The dispute involved major players in the dye industry and related to Kiri’s investment in Dystar Global Holdings (Singapore) Pte. Ltd (“DyStar”). The majority shareholder in DyStar is Senda International Capital Limited (“Senda”), a wholly-owned subsidiary of Zhejiang Longsheng Group Co. Ltd (“Longsheng”). Kiri is listed on the Bombay Stock Exchange and the National Stock Exchange of India, while Longsheng is listed on the Shanghai Stock Exchange.
The Court of Appeal upheld Kiri’s claim in the SICC that there was oppressive conduct by Senda against Kiri. This decision entrenches the position that while governance mechanisms may vary according to express agreement, the general law standards relating to the duties of the board and the obligations of individual directors remain. Hence, the directors nominated by Senda onto the DyStar board had a fiduciary obligation to act in the best interests of DyStar. The Court of Appeal agreed with the SICC that the acts of Longsheng were oppressive towards Kiri. Such acts included Longsheng:
- Causing DyStar entities to enter into transactions with Longsheng-related entities, such as related party loans and cash pooling arrangements. In December 2014, related party loans from DyStar entities to Longsheng-related entities reached US$102.82 million.

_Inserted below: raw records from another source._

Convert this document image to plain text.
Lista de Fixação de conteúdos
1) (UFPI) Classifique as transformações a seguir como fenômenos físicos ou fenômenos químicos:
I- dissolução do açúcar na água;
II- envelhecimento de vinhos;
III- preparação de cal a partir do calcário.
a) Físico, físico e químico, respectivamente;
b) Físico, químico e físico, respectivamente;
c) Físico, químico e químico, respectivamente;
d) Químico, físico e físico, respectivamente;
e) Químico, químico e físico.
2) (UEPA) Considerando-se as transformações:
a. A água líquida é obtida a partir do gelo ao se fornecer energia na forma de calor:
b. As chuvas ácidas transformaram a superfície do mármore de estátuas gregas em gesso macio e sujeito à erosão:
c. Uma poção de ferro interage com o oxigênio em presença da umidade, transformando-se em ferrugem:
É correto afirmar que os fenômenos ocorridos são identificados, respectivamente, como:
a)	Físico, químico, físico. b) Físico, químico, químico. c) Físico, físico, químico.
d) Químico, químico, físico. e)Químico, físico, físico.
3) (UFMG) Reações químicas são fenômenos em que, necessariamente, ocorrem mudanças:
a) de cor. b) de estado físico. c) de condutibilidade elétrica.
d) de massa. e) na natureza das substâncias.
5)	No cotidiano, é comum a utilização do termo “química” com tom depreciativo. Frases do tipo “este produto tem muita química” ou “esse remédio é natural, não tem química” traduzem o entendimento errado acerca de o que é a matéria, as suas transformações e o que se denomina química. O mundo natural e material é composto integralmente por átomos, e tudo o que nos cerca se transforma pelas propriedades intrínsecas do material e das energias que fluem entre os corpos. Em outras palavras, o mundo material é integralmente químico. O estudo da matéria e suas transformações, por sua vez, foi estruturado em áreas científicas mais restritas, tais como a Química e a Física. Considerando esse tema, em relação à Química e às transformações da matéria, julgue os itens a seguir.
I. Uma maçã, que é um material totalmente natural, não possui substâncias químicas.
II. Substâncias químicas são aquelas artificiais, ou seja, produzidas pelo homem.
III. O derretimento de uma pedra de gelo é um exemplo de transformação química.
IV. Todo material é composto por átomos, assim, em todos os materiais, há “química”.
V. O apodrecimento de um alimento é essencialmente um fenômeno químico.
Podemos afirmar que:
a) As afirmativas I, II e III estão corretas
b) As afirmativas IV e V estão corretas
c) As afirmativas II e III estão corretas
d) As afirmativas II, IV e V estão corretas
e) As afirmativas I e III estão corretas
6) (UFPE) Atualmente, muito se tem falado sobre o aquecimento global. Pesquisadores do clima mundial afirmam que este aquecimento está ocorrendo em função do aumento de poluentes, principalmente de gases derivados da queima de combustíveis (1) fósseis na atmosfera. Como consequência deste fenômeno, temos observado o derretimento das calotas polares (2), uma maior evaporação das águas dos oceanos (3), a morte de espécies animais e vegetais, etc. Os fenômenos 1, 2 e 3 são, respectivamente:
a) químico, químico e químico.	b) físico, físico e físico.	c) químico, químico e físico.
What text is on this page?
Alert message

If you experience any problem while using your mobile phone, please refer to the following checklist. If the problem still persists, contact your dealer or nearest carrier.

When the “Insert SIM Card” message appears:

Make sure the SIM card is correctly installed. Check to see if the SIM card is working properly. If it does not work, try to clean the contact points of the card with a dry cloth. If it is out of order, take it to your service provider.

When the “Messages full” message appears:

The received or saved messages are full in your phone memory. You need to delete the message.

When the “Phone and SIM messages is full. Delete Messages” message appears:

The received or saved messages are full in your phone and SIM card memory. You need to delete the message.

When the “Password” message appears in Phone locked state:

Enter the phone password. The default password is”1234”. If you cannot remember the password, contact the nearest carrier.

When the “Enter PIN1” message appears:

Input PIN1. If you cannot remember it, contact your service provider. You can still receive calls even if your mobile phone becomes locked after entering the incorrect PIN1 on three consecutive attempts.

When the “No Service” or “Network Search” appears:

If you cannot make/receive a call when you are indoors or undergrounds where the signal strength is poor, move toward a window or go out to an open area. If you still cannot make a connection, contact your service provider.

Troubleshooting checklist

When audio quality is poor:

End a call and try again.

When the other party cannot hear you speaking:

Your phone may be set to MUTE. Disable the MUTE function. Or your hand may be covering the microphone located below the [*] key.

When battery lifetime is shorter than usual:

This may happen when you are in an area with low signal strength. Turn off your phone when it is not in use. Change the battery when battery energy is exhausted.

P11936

- Causing the payment of US$2 million to a Senda-nominated director in the form of a special incentive.
- Failing to re-assign a DyStar patent to DyStar. Instead, Longsheng collected fees from the licensing of the patent to third parties, and exploited the patent to produce its own dyes and earned revenue from the sale of the same.
- Causing DyStar to pay Longsheng fees amounting to an aggregate sum of US$10.5 million for services which were allegedly rendered. These fees were found to lack bona fides and commercial justification.
- Causing the DyStar board not to declare dividends even though the company made total profits of US$380.53 million between 2013 and end 2017.
Further, the Court of Appeal rejected Senda’s contention that the appropriate relief would not be to buy out Kiri’s shares in DyStar as the prejudicial effects of any conduct could be easily reversed and Kiri compensated for any diminution in the value of its shareholding. The Court of Appeal agreed that the SICC had wide powers to remedy the oppression complained of, and opined that the appellate court should not be substituting its own view where there has been no error demonstrated in the trial court’s approach. Thus, the Court of Appeal dismissed Senda’s appeal and upheld the order for Senda to buy out Kiri’s shareholding in DyStar.
The Allen & Gledhill team representing Kiri before the Court of Appeal and the SICC was led by Partner Dinesh Dhillon and comprised Partners Lim Dao Kai and Margaret Joan Ling.